TaiwanMC

Interview : Taiwan MC

On a rencontré le frontman de Chinese Man, Taiwan MC. On en a profité pour parler avec lui de son parcours, de sa dernière sortie Diskodub (Chinese Man Records) et de ses projets futurs.

Chinese Man Record c’est quoi, c’est qui aujourd’hui ?

Pas mal de gens ! Plus d’une dizaine de personnes bosse pour le label Chinese man Records en général, elle bosse pour Deluxe, pour Chinese Man, pour moi et pour d’autres artistes qui sont aussi sur le label.
On fait ça de façon indépendante, on a notre propre booker, notre propre manager, notre propre équipe de com, à part Ephelide qui font la Com sur Paris, c’est aussi grâce à eux que ça se passe bien.

Depuis combien de temps as-tu rejoins label de Chinese Man ?

Depuis 2009/2010, c’est l’époque où on m’a envoyé l’instru « Miss Chang » de Chinese man pour que je pose dessus. On se connaissait pas encore à l’époque, ils m’ont proposé ensuite de faire des featuring non seulement sur le disque mais aussi en live.
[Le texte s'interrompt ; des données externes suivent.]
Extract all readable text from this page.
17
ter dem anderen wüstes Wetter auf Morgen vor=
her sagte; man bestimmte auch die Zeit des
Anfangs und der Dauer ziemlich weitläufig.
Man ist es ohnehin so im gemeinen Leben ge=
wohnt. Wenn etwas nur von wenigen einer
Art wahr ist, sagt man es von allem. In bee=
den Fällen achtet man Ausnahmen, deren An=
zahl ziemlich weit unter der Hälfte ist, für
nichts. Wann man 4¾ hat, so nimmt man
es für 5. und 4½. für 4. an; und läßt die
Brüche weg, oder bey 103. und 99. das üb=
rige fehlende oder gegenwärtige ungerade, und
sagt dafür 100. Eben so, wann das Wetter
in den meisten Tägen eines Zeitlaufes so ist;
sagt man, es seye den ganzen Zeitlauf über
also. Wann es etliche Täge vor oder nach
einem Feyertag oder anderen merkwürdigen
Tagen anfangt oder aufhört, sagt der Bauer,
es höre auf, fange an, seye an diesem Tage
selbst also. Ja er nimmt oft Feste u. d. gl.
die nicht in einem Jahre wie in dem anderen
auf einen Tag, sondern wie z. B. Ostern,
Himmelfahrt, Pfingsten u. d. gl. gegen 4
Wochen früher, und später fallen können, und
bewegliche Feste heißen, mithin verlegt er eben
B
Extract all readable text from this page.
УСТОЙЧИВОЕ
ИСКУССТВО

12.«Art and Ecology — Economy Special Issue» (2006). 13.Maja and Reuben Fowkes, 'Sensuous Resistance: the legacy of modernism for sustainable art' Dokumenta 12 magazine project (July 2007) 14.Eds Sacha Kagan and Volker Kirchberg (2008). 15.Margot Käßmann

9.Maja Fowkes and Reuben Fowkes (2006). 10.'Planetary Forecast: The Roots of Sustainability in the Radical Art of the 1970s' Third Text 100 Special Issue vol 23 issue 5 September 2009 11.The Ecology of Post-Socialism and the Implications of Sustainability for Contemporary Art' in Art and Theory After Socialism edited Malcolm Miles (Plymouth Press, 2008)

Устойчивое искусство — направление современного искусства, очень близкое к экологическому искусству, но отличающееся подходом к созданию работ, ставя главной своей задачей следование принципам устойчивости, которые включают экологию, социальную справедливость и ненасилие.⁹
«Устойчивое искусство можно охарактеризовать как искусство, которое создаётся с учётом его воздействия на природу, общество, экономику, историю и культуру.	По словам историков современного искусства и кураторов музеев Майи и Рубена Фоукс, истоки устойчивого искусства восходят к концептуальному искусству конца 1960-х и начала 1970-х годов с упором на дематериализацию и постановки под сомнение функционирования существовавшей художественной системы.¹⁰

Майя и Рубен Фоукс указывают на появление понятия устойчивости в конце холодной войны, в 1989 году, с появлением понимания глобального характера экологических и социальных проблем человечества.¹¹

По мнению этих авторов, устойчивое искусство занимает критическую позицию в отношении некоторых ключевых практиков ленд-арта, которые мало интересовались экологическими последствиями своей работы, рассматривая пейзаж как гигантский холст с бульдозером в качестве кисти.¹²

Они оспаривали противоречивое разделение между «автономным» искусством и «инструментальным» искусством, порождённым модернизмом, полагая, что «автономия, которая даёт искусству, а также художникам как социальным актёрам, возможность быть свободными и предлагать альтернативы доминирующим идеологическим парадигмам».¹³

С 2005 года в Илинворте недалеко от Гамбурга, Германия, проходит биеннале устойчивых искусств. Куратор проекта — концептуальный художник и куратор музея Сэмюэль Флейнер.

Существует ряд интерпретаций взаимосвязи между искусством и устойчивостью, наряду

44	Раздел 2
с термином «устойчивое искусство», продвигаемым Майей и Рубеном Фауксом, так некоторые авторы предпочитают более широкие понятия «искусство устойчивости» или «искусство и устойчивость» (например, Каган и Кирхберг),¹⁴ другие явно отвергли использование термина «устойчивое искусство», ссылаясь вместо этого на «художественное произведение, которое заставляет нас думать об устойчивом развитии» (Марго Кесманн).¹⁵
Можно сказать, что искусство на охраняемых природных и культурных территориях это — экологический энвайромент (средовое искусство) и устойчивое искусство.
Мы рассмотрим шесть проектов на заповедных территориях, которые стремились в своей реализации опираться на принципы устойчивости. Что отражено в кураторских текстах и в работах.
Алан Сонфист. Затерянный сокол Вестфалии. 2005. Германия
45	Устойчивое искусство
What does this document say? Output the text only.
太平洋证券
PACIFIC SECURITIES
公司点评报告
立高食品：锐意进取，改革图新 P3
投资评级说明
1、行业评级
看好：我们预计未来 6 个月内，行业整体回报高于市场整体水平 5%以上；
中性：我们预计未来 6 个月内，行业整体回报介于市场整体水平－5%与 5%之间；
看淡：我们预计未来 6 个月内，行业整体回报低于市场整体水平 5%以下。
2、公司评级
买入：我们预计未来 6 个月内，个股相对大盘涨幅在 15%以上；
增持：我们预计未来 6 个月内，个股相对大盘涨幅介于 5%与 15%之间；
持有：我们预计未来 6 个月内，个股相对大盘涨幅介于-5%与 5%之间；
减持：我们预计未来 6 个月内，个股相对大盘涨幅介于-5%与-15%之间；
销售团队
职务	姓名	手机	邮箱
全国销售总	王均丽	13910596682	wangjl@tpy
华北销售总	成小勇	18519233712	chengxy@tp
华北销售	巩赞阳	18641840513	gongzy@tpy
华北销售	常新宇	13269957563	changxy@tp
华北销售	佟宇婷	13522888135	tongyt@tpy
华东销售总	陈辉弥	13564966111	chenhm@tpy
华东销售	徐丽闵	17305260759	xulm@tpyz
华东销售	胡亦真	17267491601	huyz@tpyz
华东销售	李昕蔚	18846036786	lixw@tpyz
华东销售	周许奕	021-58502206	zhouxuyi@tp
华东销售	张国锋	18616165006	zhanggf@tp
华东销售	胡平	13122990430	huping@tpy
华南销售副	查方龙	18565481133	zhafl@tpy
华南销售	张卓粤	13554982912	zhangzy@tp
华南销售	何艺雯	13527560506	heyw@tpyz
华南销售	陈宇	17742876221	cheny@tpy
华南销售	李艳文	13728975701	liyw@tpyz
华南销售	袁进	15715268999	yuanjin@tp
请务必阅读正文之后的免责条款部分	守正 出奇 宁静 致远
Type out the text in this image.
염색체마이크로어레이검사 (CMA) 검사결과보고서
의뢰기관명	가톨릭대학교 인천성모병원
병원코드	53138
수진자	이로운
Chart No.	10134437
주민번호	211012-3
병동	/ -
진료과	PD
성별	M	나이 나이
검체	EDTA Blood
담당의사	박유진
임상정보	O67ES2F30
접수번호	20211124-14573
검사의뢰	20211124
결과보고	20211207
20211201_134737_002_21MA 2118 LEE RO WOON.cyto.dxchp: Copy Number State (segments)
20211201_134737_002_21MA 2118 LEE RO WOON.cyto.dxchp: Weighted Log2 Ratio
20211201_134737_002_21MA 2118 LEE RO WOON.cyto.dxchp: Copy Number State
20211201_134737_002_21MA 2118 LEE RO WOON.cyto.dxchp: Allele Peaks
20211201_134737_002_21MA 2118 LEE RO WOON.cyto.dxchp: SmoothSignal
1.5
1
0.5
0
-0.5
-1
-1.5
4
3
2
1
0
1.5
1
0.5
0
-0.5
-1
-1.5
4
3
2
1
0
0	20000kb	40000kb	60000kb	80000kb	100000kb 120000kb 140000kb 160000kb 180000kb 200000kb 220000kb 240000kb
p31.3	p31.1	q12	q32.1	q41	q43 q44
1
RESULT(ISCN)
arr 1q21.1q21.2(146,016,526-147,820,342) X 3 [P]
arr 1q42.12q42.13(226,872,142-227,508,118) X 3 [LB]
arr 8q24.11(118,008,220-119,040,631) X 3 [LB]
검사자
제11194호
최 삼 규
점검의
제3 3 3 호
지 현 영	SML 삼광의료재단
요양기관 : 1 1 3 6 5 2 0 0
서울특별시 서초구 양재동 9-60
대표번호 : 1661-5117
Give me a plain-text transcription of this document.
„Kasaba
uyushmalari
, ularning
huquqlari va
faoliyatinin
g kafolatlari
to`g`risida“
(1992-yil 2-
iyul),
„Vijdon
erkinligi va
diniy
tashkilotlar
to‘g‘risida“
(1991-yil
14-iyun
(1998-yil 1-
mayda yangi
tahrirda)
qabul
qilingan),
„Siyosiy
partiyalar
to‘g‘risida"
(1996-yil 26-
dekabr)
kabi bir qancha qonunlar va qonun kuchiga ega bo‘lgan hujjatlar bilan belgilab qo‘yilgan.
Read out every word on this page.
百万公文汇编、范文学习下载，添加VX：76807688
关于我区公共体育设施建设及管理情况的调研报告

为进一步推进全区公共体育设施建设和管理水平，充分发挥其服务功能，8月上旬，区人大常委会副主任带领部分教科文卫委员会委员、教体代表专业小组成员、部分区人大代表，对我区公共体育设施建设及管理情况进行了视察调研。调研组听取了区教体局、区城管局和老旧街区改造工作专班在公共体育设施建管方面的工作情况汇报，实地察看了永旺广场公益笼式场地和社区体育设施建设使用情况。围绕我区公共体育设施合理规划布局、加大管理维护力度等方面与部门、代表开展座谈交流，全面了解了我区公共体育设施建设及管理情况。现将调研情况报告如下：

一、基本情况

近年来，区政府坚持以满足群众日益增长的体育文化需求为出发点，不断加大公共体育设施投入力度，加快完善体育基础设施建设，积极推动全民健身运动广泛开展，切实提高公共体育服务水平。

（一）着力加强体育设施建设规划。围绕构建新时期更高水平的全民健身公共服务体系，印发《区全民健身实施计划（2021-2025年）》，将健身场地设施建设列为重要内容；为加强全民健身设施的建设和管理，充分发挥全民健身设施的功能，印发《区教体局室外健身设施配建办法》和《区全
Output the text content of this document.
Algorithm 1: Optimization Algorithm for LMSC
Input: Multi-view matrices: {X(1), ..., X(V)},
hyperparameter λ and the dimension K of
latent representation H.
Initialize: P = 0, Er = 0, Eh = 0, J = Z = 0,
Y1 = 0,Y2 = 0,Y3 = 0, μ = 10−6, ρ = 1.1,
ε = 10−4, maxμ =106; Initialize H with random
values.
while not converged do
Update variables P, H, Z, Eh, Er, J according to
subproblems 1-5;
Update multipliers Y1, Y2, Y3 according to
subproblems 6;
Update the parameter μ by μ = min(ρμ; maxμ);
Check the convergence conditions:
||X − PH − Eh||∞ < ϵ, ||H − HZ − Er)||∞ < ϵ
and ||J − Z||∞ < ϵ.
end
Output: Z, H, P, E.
Je suis donc devenu leur MC de scène, leur frontman et maintenant il y a un deuxième MC qui m’a rejoint.

Quels étaient tes projets solo avant 2009 ?
J’avais fait des featurings à droite à gauche, mais pendant longtemps j’ai eu comme un manque de confiance en moi, je faisais un morceau puis je me disais « ah non il est nul » puis le morceau restait dans un ordinateur et sortait jamais.
Là c’est différent, avoir un label qui te dit quel morceau est bien, s’il peut sortir, c’est motivant ! Puis Chinese Man Records a produit, ils ont mis l’argent pour qu’on puisse presser des disques. Ça coûte hyper cher de presser même à peu d’exemplaires, 1000 exemplaires vinyle d’un six titres, ça coûte des milliers d’euros.

TaiwanMC-Diskodub-cover

C’était important pour toi que DiskoDub sorte en format vinyle?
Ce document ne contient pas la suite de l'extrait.